My siblings and I were considered heathens during the first ten or so years of my life. Military brats would taunt me in the neighborhood playground. “Her family doesn’t attend church. She’s a heathen and she’s going to burn in hell.” We lived in navy housing where every family was a member of a church or some religious organization, but we opted not to attend church. My father was often away on a military ship, usually in the Mediterranean and my mother was too busy raising three kids. But the year I turned ten, my mother dressed us kids up and took us to the chapel on the military base to attend a Good Friday service.
My mom bought me my first pantyhose and heels which I wore with a sky blue gauze dress. I recall the neighbors praising me, how I was finally growing up into a young lady, etc… I just liked the way the low heels made out of wood and suede clicked on the linoleum floor.
So we dressed up that weekend, proving that we weren’t heathens, just late bloomers and we attended a Good Friday service, which I thought with a moniker like that, would involve a celebration, happy people, and cookies. Maybe we would eat chocolate afterwards.
After all, I thought, Easter Weekend was always full of gifts, colored eggs, baskets full of jellybeans and chocolate bunnies. I knew about God, the one portrayed in Hollywood’s Old Testament movies. I knew about Jesus from the Broadway musical “God Spell” and Jesus Christ Superstar” blaring from my transistor radio. I even knew the words to those songs. I was often haunted by my mother’s lapsed Catholic icons, rosaries, and Jesus hanging from a gold plastic cross tacked to the wall. I shuffled through the pages of my father’s coffee table-size Bible with colored plates of Old Testament heroes, prophets, and Apostles. And yet, Good Friday was news to me.
We entered the crowded chapel which felt slightly damp and warm to my skin and we found seats in the balcony. I don’t recall much from this service except the clanging of bells that coincided with the Stations of the Cross. I was left with this image of incredible suffering and injustice. I don’t recall feeling guilt only that I wish Jesus had a good defense attorney, not that I would have put it in those words at the age of ten. But to this day, the words Good Friday incite the clanging of bells and flesh tortured on a cross with bloody nails.
And it’s not just one holy man who suffered this indignity and injustice. Today, a day before Earth Day (for us more pagan folks), the earth suffers this indignity while oil and coal companies have their way with her. Various creatures around the planet, in the sea, in the air, and on the ground, suffer indignities and injustice. The way we humans choose to eat, grow our food, and exploit the earth in the name of comfort or convenience compares to driving nails into hands and feet, but we refuse to look at it this way.

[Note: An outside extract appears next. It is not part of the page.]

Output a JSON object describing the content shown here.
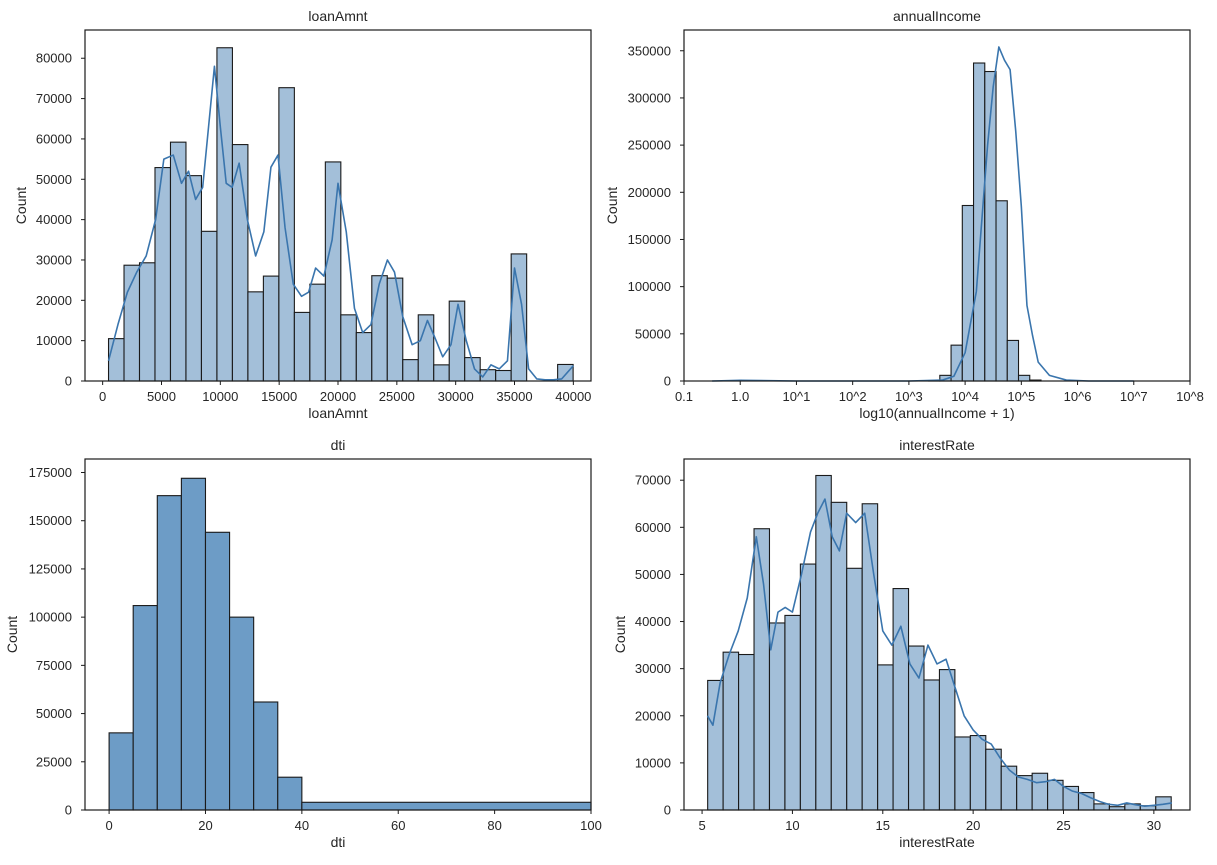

If we want to see true resurrection on Easter Sunday, then let us wake up from this deep denial, stop dominating the earth and her creatures. I hear the clanging of bells on this Good Friday, dissonant metal crashing into each other, a strident scream from the planet that buckles under our weight.
My message to you is wake up now so we can save what we have left. I think all the holy ancestors of all tribes and nations would appreciate this gesture of reconciliation and just maybe they’ll forgive us.
And though I’m no longer the innocent ten year old trying on my first pair of heels, I still believe in the dawn after the dark night of the soul. And I still would like to crunch into a chocolate bunny, but one that is fair trade organic dark chocolate. You can probably tempt me with free range organic Easter eggs laid by happy hens. As far as blue dresses, blue is still my favorite color, of a happy sky, and the color of hope.